The application for the site, which lies on former colliery green belt land adjacent to the club’s stadium and Shawcross Business Park and in between Owl Lane and Wakefield Road, has already been given the green light by the secretary of state.
It is the latest large-scale bid by developers Harron Homes and Stirling Scotfield, who are also at the heart of a drawn-out and controversial Lindley development in Cowrakes Road and Weatherhill Road.
But unlike the Huddersfield site, their plans have been largely supported by local residents – and 12 said it will bring a much-needed boost to the local economy and encourage healthier living.
A mix of two and three storey two, three and four bedroomed houses – including 23 affordable properties – have been proposed in a 17.8 acre network of cul-de-sacs , which would also be bordered by a watercourse.
Replacing the Rams’ current training pitch, it will also include a floodlit practice pitch, two multi-use games areas, a cycleway and increased parking spaces for visitors to the club, as well as the creation of more surrounding woodland.

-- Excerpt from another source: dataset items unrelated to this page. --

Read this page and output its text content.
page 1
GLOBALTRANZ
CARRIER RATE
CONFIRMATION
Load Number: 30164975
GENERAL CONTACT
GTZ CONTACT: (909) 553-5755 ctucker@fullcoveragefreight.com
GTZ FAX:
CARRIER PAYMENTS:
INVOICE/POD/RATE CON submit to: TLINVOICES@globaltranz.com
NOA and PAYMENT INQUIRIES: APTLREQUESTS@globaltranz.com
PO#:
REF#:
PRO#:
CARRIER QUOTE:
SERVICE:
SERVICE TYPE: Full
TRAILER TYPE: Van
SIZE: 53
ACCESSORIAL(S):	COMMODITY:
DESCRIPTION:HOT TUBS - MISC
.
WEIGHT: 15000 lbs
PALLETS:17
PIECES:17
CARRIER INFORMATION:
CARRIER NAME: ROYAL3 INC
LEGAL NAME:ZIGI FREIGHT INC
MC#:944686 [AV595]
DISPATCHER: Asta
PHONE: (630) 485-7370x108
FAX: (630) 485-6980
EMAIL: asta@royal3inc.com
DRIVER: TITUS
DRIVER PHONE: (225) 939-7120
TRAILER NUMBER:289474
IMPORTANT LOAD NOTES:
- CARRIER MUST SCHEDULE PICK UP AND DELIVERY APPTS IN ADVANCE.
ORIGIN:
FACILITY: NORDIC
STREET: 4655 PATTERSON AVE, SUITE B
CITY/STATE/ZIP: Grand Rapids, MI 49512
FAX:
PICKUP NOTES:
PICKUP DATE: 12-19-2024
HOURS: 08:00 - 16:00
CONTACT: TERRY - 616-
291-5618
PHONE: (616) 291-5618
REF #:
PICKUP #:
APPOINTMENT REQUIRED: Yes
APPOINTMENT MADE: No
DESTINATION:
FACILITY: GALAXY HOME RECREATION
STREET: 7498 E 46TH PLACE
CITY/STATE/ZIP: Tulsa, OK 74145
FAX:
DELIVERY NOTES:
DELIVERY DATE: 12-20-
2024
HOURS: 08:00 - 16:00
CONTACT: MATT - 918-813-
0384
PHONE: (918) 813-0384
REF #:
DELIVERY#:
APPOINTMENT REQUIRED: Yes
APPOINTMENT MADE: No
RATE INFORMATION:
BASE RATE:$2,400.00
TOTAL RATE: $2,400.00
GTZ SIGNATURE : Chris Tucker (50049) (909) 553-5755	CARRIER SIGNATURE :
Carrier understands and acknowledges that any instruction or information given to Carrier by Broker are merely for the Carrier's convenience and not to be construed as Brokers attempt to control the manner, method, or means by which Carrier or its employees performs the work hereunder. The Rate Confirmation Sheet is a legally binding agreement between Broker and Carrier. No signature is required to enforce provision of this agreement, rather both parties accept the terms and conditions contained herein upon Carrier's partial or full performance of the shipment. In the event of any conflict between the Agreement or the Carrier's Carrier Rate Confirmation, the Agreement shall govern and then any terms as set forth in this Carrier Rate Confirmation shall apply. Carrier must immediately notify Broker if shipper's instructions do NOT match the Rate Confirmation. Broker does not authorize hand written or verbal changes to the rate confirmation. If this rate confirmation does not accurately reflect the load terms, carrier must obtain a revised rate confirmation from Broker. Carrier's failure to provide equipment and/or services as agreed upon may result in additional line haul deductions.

A total of five objections have been submitted by residents, who are concerned over the impact that extra residents could have on existing facilities and road and Sport England.
A spokesperson for the Dewsbury Rams said they thought the development was ‘essential’ to improve the lives of those living nearby. adding: “We believe that the development proposals are essential, not only to safeguard the current community development work, but to enhance it.”
Responding to the objections, the planning officers said that the harm caused to the greenbelt would be outweighed by the positive impact it would have on the community.
If the plan gets the go-ahead, the development will be constructed within three years.